I am of the opinion that Amtrak should shut down its transcontinental lines, and concentrate on HSR, Chicago to New York City, Boston to Miami thru Atlanta, and Oakland to Los Angeles... When these are built turning an operational profit, I would like to see a HSR line from Chicago to Houston thru Dallas, a line from Houston to Jacksonville, and a line from Chicago to Atlanta..... These lines will cut thru 27 of the 50 states.... with over 80 percent of the nation's population.....

And keep building and expanding the HSR system.... Most of these lines are less than 900 miles in length. A train averaging over 150 mph could do these runs in 6 hours or less.... Because of the shortened time, the same number of trainsets operating on these lines could provide instead of a daily service a twice a day service easily..... No more Cleveland departures and arrivals past midnight.... a train leaving Chicago at 9 AM could be in Cleveland by noon and in New York City by 3 PM. Considering air traffic and congestion at the airports, this might be competitive in time......and price.....

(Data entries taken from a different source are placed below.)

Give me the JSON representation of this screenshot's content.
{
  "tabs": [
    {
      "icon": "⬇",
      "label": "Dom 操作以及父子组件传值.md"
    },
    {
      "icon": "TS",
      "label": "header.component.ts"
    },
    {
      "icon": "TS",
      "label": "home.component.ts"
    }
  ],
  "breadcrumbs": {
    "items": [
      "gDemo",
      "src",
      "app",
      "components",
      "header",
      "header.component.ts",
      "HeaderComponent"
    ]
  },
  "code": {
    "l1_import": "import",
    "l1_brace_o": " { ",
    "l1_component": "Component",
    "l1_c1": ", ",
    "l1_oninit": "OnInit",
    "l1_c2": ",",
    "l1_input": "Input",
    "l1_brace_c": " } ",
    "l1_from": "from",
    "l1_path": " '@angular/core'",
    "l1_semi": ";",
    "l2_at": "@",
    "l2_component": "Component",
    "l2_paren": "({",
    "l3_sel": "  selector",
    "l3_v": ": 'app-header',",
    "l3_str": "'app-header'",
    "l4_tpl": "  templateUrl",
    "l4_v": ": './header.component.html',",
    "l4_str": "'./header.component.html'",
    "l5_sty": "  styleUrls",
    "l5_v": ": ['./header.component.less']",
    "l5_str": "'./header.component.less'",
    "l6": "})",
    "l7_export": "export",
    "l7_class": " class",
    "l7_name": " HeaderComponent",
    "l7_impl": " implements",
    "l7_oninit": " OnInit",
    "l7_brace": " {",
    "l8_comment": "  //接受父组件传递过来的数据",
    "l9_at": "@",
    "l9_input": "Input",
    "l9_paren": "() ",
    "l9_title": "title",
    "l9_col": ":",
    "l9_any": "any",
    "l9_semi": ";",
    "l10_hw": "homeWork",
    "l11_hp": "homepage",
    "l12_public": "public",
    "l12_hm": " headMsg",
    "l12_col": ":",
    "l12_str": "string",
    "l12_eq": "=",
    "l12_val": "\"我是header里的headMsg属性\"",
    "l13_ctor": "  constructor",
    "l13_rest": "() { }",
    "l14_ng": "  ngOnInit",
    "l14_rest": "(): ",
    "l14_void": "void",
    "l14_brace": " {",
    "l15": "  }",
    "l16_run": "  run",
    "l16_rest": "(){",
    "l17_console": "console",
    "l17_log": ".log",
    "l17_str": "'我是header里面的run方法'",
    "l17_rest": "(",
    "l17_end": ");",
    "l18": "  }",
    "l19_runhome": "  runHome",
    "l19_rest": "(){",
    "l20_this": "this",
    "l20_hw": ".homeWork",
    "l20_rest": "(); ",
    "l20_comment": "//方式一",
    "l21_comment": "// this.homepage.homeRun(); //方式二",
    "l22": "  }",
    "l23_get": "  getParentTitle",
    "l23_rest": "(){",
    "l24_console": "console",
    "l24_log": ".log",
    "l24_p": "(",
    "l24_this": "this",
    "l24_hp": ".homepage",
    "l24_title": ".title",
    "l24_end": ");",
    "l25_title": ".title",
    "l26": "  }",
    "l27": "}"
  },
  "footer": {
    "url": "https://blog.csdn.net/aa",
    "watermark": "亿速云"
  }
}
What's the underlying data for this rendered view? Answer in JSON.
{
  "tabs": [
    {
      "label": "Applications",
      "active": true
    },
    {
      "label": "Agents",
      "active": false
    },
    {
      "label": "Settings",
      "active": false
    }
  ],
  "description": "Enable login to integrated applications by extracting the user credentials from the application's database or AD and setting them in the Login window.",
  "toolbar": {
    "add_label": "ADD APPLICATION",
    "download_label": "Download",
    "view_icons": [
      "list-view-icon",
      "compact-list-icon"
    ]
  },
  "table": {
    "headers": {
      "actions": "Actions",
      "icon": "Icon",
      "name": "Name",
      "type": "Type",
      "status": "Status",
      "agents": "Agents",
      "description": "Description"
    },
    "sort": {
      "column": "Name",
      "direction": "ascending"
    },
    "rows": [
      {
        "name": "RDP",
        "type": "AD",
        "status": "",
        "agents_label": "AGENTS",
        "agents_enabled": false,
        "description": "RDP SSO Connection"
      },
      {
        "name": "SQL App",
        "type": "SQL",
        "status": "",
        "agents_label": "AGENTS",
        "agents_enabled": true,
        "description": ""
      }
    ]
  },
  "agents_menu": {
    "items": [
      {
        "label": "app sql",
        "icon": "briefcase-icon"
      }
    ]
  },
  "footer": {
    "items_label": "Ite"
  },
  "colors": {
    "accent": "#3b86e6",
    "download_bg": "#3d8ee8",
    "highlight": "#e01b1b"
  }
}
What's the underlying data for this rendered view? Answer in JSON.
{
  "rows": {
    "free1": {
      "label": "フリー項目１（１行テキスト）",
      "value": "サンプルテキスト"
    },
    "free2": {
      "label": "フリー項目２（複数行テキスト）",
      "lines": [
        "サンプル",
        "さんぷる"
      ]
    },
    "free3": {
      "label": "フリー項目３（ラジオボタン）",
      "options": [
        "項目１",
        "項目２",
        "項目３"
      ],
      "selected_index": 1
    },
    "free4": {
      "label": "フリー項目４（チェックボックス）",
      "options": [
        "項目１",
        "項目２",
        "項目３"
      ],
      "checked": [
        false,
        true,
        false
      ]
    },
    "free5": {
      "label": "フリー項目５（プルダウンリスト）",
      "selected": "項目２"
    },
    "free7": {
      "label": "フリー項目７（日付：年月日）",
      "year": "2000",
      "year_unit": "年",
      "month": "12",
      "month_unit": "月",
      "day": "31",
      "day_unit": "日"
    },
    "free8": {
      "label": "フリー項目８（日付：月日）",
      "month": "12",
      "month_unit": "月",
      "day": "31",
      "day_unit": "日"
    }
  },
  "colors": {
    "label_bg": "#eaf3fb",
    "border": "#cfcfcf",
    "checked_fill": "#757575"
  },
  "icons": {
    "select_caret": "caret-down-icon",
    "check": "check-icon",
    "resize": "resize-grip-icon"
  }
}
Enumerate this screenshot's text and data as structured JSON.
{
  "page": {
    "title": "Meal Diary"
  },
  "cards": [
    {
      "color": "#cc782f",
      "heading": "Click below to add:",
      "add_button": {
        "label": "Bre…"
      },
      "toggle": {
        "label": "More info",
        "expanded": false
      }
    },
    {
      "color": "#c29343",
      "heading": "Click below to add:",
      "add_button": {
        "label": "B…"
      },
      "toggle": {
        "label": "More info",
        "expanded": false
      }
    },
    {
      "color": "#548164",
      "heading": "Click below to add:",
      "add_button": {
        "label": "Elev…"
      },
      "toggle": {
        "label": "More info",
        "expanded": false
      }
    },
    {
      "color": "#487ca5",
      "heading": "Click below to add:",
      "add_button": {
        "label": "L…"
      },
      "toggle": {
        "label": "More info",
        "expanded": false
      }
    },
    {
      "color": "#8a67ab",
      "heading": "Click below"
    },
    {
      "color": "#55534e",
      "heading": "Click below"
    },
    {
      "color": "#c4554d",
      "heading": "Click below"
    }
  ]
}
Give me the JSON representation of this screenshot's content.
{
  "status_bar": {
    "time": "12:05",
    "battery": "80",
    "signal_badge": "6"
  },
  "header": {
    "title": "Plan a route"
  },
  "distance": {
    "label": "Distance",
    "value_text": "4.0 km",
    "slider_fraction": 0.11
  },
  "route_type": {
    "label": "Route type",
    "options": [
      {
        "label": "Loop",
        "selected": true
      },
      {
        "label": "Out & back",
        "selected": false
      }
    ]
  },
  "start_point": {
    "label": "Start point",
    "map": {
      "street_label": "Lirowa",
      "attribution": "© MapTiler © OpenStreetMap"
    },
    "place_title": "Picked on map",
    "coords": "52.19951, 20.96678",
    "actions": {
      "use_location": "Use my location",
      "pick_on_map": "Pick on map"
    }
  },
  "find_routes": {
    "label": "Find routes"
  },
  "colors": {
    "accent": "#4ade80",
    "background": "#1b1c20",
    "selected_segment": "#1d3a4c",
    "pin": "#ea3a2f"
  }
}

One thing is for certain, no one in Europe is calling for the elimination of their High Speed trains......


Interesting observations and imaginative thoughts! One additional thought and a conclusion to throw in the mix is: look at the airport hub system whereby it is "sensible" but not necessarily energy-wise, to ship people by air 300 miles in the wrong direction relative to their final destination, in order to get the numbers up at the hubs to make a plane load. Conclusion might be that an integrated system of road, rail, and air transport should be created. We are heading to that state, little by little, as the U.S. government becomes the owner of the roads, the owner of the rail lines, and the (effective) owner of airlines. Eventually, under one management "roof" it dawns on the entity that all these modes of transport must be consolidated, organized for what part of transport they do best, and balanced in terms of energy usage.